Of Psychology and Divorce

My friend and I once had a conversation about divorce and parenthood, chiefly from the perspective of the child. As it stands, the parents of pretty much everyone I was friends with before the age of twelve have gotten divorced. Mine did it when I wasn't even three yet, so I like to think that once again I'm just ahead of the curve when it comes to certain things.

In talking, we noted that a late divorce probably causes more anger on the part of the child but is short-lived. A mature child can eventually deal with it and as an adult even be relatively unscathed. An early divorce, meanwhile, likely has a greater impact on the formation of the child's personality, for example, the way I can't stand loud, angry arguing or baseball.

And somehow, I'm not exactly sure how, we got to talking about the children born to parents who shouldn't have been together in the first place. Granted, my parents were like that, but at least I was planned. Also, I came out awesome.

Some of our friends, however, have already had babies. Others are the product of similar "Oops!" moments for their young parents. Let me say here and now, I have no doubt in my mind that every single one of these individuals has been the light of their parents' lives. These children are the definition of "happy accident." Despite all the possible disadvantages, I have never seen children more loved by their parents.

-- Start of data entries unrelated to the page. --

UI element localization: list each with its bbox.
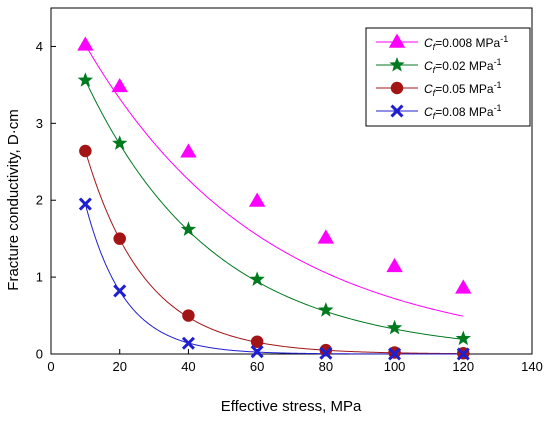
data-point <box>386 319 403 335</box>
data-point <box>180 143 197 158</box>
y-tick-label: 2 <box>36 193 43 208</box>
legend-label: Cf=0.02 MPa-1 <box>424 57 502 75</box>
data-point <box>181 336 195 350</box>
legend-marker <box>388 33 406 48</box>
data-point <box>111 77 128 93</box>
y-tick-label: 1 <box>36 270 43 285</box>
x-tick-label: 100 <box>384 359 406 374</box>
data-point <box>79 144 92 158</box>
x-tick-label: 0 <box>47 359 54 374</box>
legend-label: Cf=0.05 MPa-1 <box>424 80 502 98</box>
data-point <box>113 232 126 245</box>
axes-layer: 0 20 40 60 80 100 120 140 0 1 2 3 4 <box>36 7 543 374</box>
legend: Cf=0.008 MPa-1 Cf=0.02 MPa-1 Cf=0.05 MPa-1… <box>365 27 531 127</box>
data-point <box>318 302 334 317</box>
data-point <box>77 72 94 87</box>
data-point <box>249 271 265 286</box>
x-tick-label: 120 <box>452 359 474 374</box>
data-point <box>455 330 471 346</box>
data-point <box>180 221 197 236</box>
legend-marker <box>389 56 405 72</box>
data-point <box>78 197 92 211</box>
plot-frame <box>50 7 533 355</box>
data-point <box>182 309 195 322</box>
x-axis-label: Effective stress, MPa <box>221 398 362 415</box>
data-point <box>112 135 128 150</box>
legend-label: Cf=0.08 MPa-1 <box>424 103 502 121</box>
data-point <box>113 284 127 298</box>
fit-curve <box>84 80 464 340</box>
fit-curve <box>84 44 464 317</box>
x-tick-label: 40 <box>181 359 195 374</box>
fit-curve <box>84 150 464 355</box>
data-point <box>250 345 264 359</box>
legend-marker <box>390 104 404 118</box>
x-tick-label: 20 <box>112 359 126 374</box>
y-tick-label: 3 <box>36 116 43 131</box>
y-tick-label: 4 <box>36 39 43 54</box>
data-point <box>455 279 472 294</box>
data-point <box>319 346 333 360</box>
data-point <box>388 347 402 361</box>
x-tick-label: 60 <box>250 359 264 374</box>
data-point <box>250 335 264 348</box>
legend-label: Cf=0.008 MPa-1 <box>424 34 508 52</box>
y-axis-label: Fracture conductivity, D·cm <box>5 109 22 290</box>
legend-marker <box>390 81 404 95</box>
y-tick-label: 0 <box>36 347 43 362</box>
data-point <box>319 343 333 357</box>
data-point <box>248 192 266 207</box>
data-point <box>456 347 470 361</box>
markers-layer <box>77 36 472 361</box>
data-point <box>77 36 94 51</box>
data-point <box>317 229 335 244</box>
x-tick-label: 80 <box>319 359 333 374</box>
x-tick-label: 140 <box>521 359 543 374</box>
data-point <box>386 257 403 273</box>
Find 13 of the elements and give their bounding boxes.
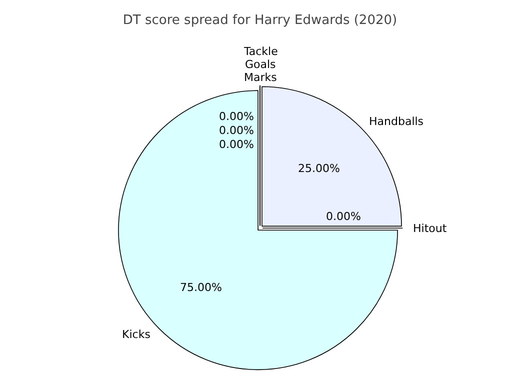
- slice-label: Handballs: [369, 115, 424, 128]
- slice-label: Kicks: [122, 328, 151, 341]
- category-label: Goals: [245, 58, 276, 71]
- text: 0.00%: [219, 124, 254, 137]
- text: 0.00%: [219, 110, 254, 123]
- data-label: 25.00%: [298, 162, 340, 175]
- chart-title: DT score spread for Harry Edwards (2020): [122, 13, 398, 28]
- category-label: Hitout: [413, 222, 447, 235]
- text: 0.00%: [326, 210, 361, 223]
- data-label: 75.00%: [180, 281, 222, 294]
- category-label: Tackle: [244, 45, 278, 58]
- text: 0.00%: [219, 138, 254, 151]
- category-label: Marks: [244, 71, 277, 84]
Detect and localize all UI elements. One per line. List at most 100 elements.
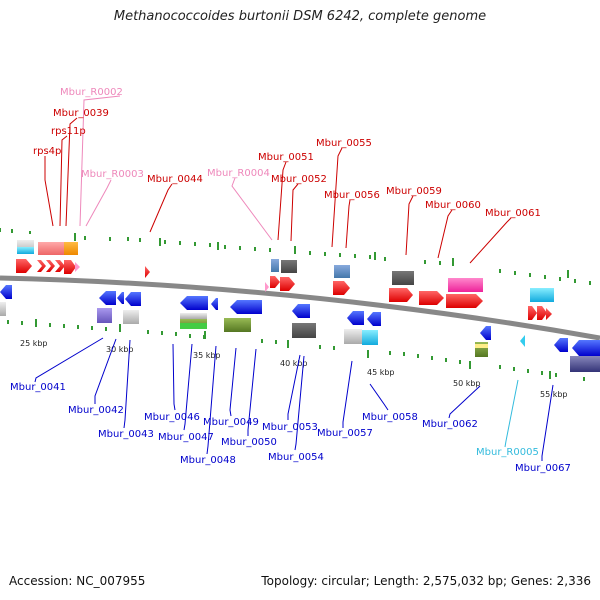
forward-gene-arrow — [546, 308, 552, 320]
forward-gene-arrow — [55, 260, 65, 272]
leader-line — [247, 348, 257, 436]
forward-gene-arrow — [64, 260, 76, 274]
forward-gene-arrow — [37, 260, 46, 272]
gene-label: rps4p — [33, 146, 61, 157]
gene-label: Mbur_R0003 — [81, 169, 144, 180]
tick-dots-outer — [0, 228, 591, 285]
forward-gene-labels: Mbur_R0002 Mbur_0039 rps11p rps4p Mbur_R… — [33, 87, 541, 219]
leader-line — [437, 209, 453, 259]
forward-gene-arrow — [280, 277, 295, 291]
tick-label: 25 kbp — [20, 339, 48, 348]
reverse-leader-lines — [34, 337, 554, 461]
leader-line — [331, 147, 343, 248]
forward-gene-arrow — [528, 306, 537, 320]
reverse-gene-arrow — [367, 312, 381, 326]
reverse-gene-arrow — [292, 304, 310, 318]
forward-gene-arrow — [16, 259, 32, 273]
topology-text: Topology: circular; Length: 2,575,032 bp… — [261, 574, 591, 588]
leader-line — [229, 347, 237, 417]
forward-gene-arrow — [446, 294, 483, 308]
leader-line — [94, 338, 117, 404]
gene-label: Mbur_0046 — [144, 412, 200, 423]
gene-label: Mbur_0044 — [147, 174, 203, 185]
reverse-gene-labels: Mbur_0041 Mbur_0042 Mbur_0043 Mbur_0046 … — [10, 382, 571, 474]
leader-line — [206, 345, 217, 455]
gene-label: Mbur_0057 — [317, 428, 373, 439]
reverse-gene-arrow — [125, 292, 141, 306]
gene-label: Mbur_0060 — [425, 200, 481, 211]
forward-rna-arrow — [265, 282, 269, 292]
forward-gene-arrow — [389, 288, 413, 302]
leader-line — [231, 177, 273, 241]
gene-label: rps11p — [51, 126, 86, 137]
gene-label: Mbur_0056 — [324, 190, 380, 201]
leader-line — [405, 195, 414, 256]
gene-label: Mbur_R0002 — [60, 87, 123, 98]
tick-label: 55 kbp — [540, 390, 568, 399]
reverse-gene-arrow — [211, 298, 218, 310]
leader-line — [277, 161, 287, 241]
leader-line — [123, 339, 131, 429]
gene-label: Mbur_0067 — [515, 463, 571, 474]
kbp-tick-labels: 25 kbp 30 kbp 35 kbp 40 kbp 45 kbp 50 kb… — [20, 339, 568, 399]
forward-gene-arrows — [16, 259, 552, 320]
gene-label: Mbur_0051 — [258, 152, 314, 163]
forward-cog-boxes — [17, 240, 554, 302]
leader-line — [287, 354, 301, 420]
reverse-gene-arrow — [99, 291, 116, 305]
forward-gene-arrow — [419, 291, 444, 305]
leader-line — [342, 360, 353, 428]
reverse-gene-arrow — [347, 311, 364, 325]
leader-line — [345, 199, 351, 249]
forward-rna-arrow — [75, 262, 80, 272]
tick-dots-outer-major — [74, 233, 569, 278]
leader-line — [59, 135, 68, 227]
forward-leader-lines — [44, 95, 512, 264]
leader-line — [79, 95, 121, 227]
forward-gene-arrow — [46, 260, 55, 272]
forward-gene-arrow — [537, 306, 547, 320]
reverse-gene-arrow — [117, 292, 124, 304]
reverse-gene-arrow — [480, 326, 491, 340]
tick-label: 30 kbp — [106, 345, 134, 354]
reverse-gene-arrow — [572, 340, 600, 356]
forward-gene-arrow — [270, 276, 280, 288]
reverse-gene-arrow — [230, 300, 262, 314]
leader-line — [85, 179, 112, 227]
leader-line — [448, 385, 481, 419]
reverse-gene-arrow — [554, 338, 568, 352]
gene-label: Mbur_0049 — [203, 417, 259, 428]
tick-label: 45 kbp — [367, 368, 395, 377]
tick-label: 40 kbp — [280, 359, 308, 368]
leader-line — [34, 337, 104, 383]
leader-line — [183, 343, 193, 431]
leader-line — [290, 183, 299, 242]
tick-label: 35 kbp — [193, 351, 221, 360]
gene-label: Mbur_0042 — [68, 405, 124, 416]
forward-gene-arrow — [333, 281, 350, 295]
map-title: Methanococcoides burtonii DSM 6242, comp… — [113, 9, 487, 24]
gene-label: Mbur_0041 — [10, 382, 66, 393]
tick-dots-inner-major — [35, 319, 551, 379]
gene-label: Mbur_0058 — [362, 412, 418, 423]
reverse-gene-arrows — [0, 285, 600, 356]
gene-label: Mbur_0054 — [268, 452, 324, 463]
gene-label: Mbur_0050 — [221, 437, 277, 448]
gene-label: Mbur_0061 — [485, 208, 541, 219]
gene-label: Mbur_0052 — [271, 174, 327, 185]
gene-label: Mbur_0043 — [98, 429, 154, 440]
gene-label: Mbur_0062 — [422, 419, 478, 430]
reverse-rna-arrow — [520, 335, 525, 347]
leader-line — [149, 183, 173, 233]
gene-label: Mbur_0055 — [316, 138, 372, 149]
gene-label: Mbur_R0005 — [476, 447, 539, 458]
leader-line — [44, 156, 54, 227]
forward-gene-arrow — [145, 266, 150, 278]
leader-line — [369, 383, 389, 411]
gene-label: Mbur_0039 — [53, 108, 109, 119]
leader-line — [541, 384, 554, 461]
leader-line — [469, 217, 512, 264]
tick-label: 50 kbp — [453, 379, 481, 388]
gene-label: Mbur_0048 — [180, 455, 236, 466]
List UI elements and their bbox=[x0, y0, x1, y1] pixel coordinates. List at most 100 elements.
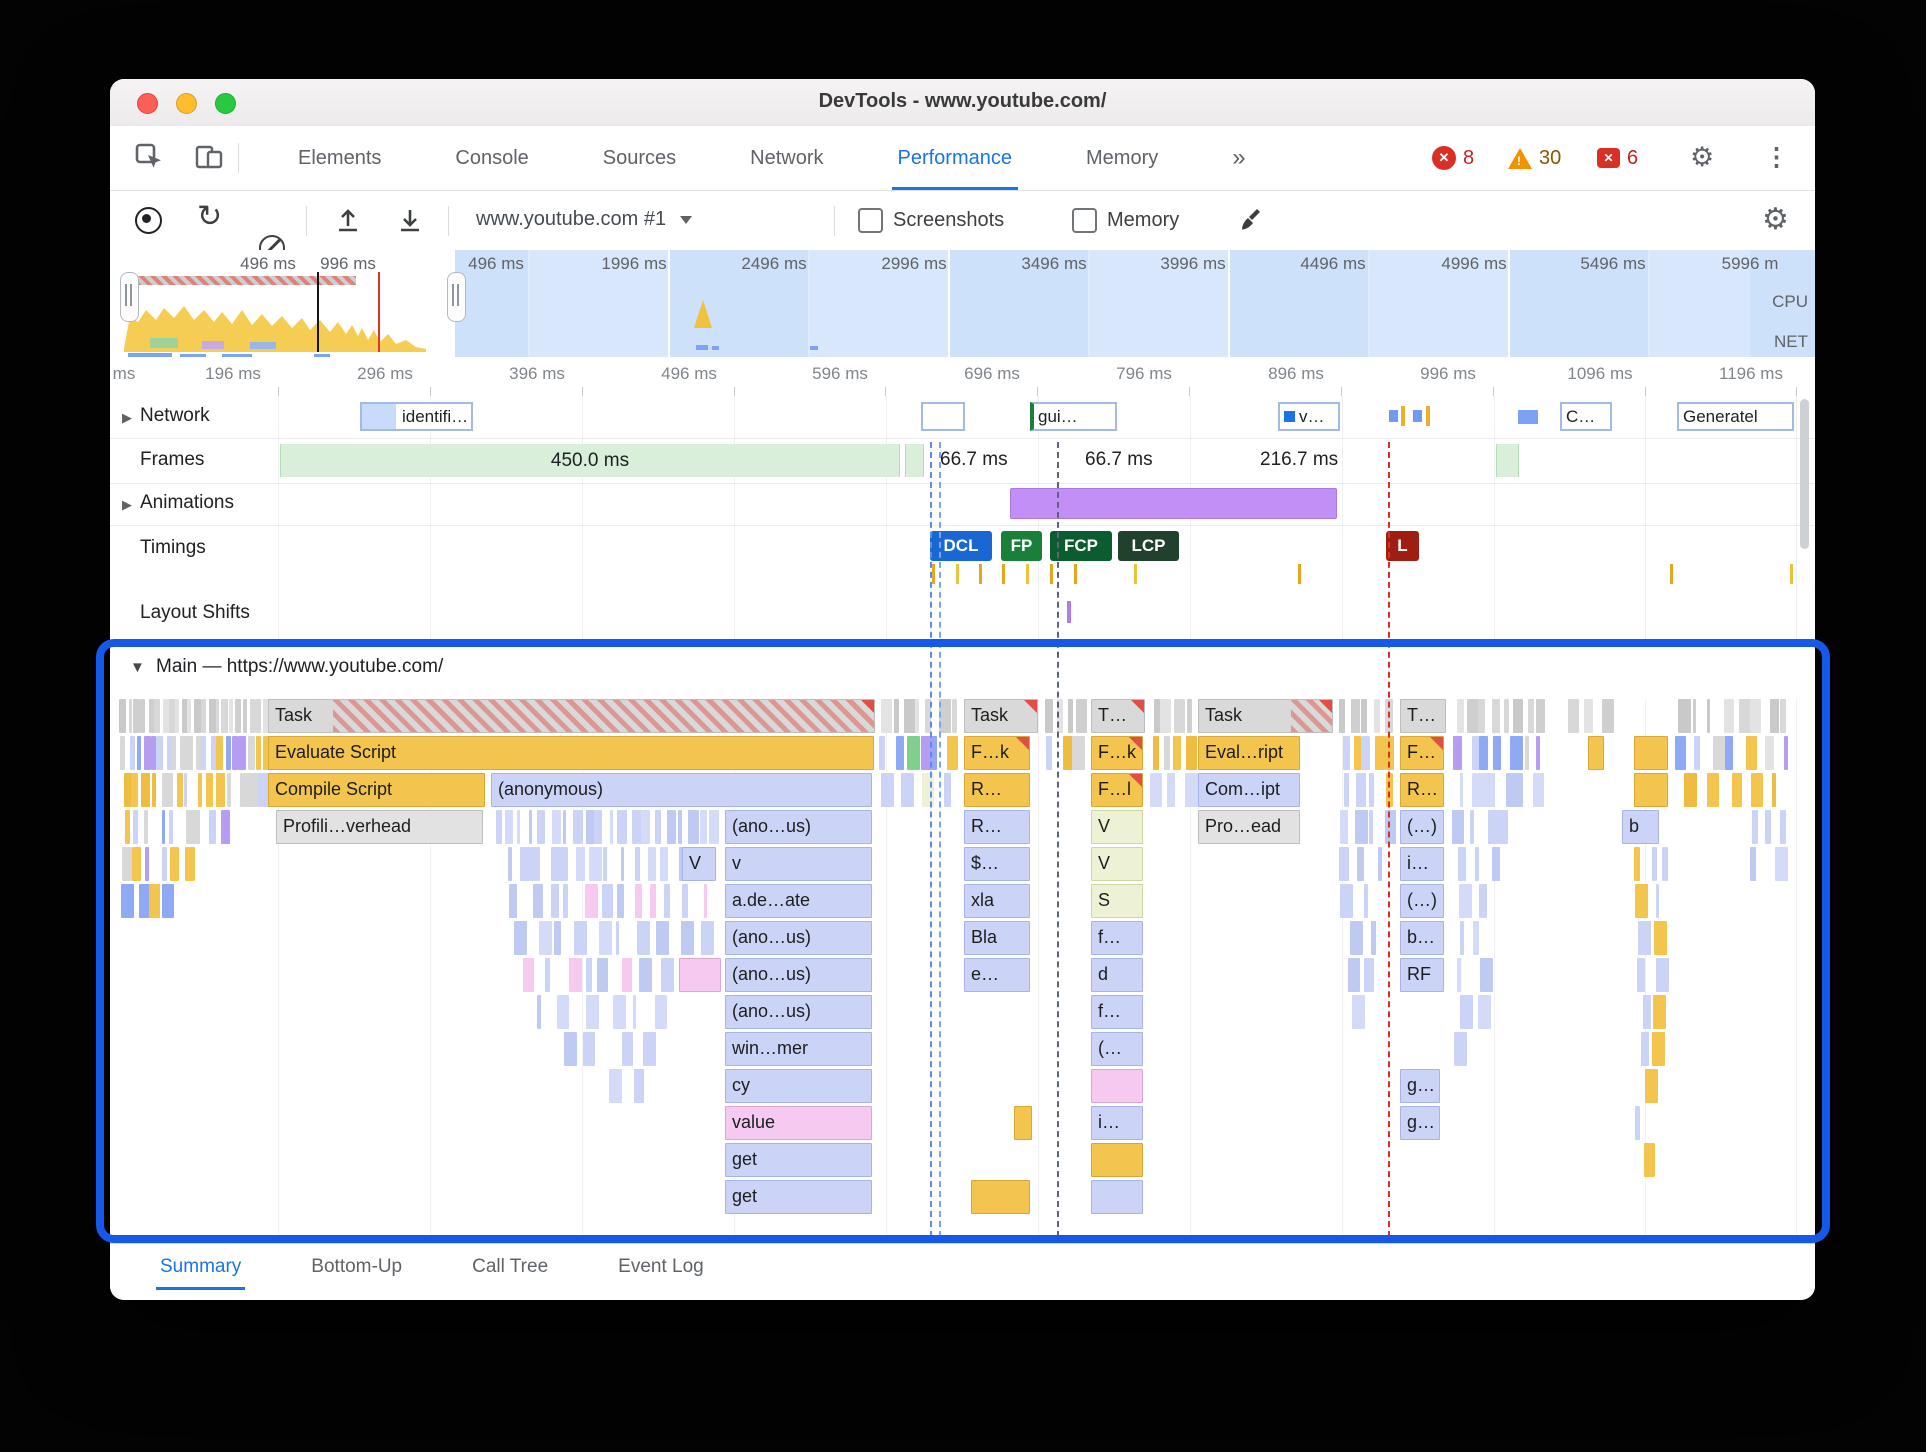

Still, I wondered what that could do to a child's personality, knowing that, while you are absolutely loved and supported by both parents unconditionally, it is a fact that you were not a planned pregnancy and for at least a few months before and after popping your head into the world (so to speak) were a pretty big inconvenience overall.

I postulated that one of our friends, a child conceived by accident would care very much about people liking them, would go to great lengths to please others and often go quiet as to how much those same actions negatively impacted him/herself. He would be a people-pleaser, but soft spoken. She would be as unobtrusive as possible, willing to stand up for herself when need be but low-key in her self-reliance. There might be resentment towards how the parents interact with each other, and perhaps at an earlier age than most such a child would realize her parents are human and prone to error just as she is. A child could learn from his parent's mistakes and not repeat the behaviors which years later led to their own wonderful birth, achieving great things.
And that's when my friend and I realized we were describing the exact person we had set out to mentally dissect.

Basically, what I'm saying is
a) we conducted a proof by independent verification, and
b) we conducted a colossal waste of time before going into an A&P to buy juice.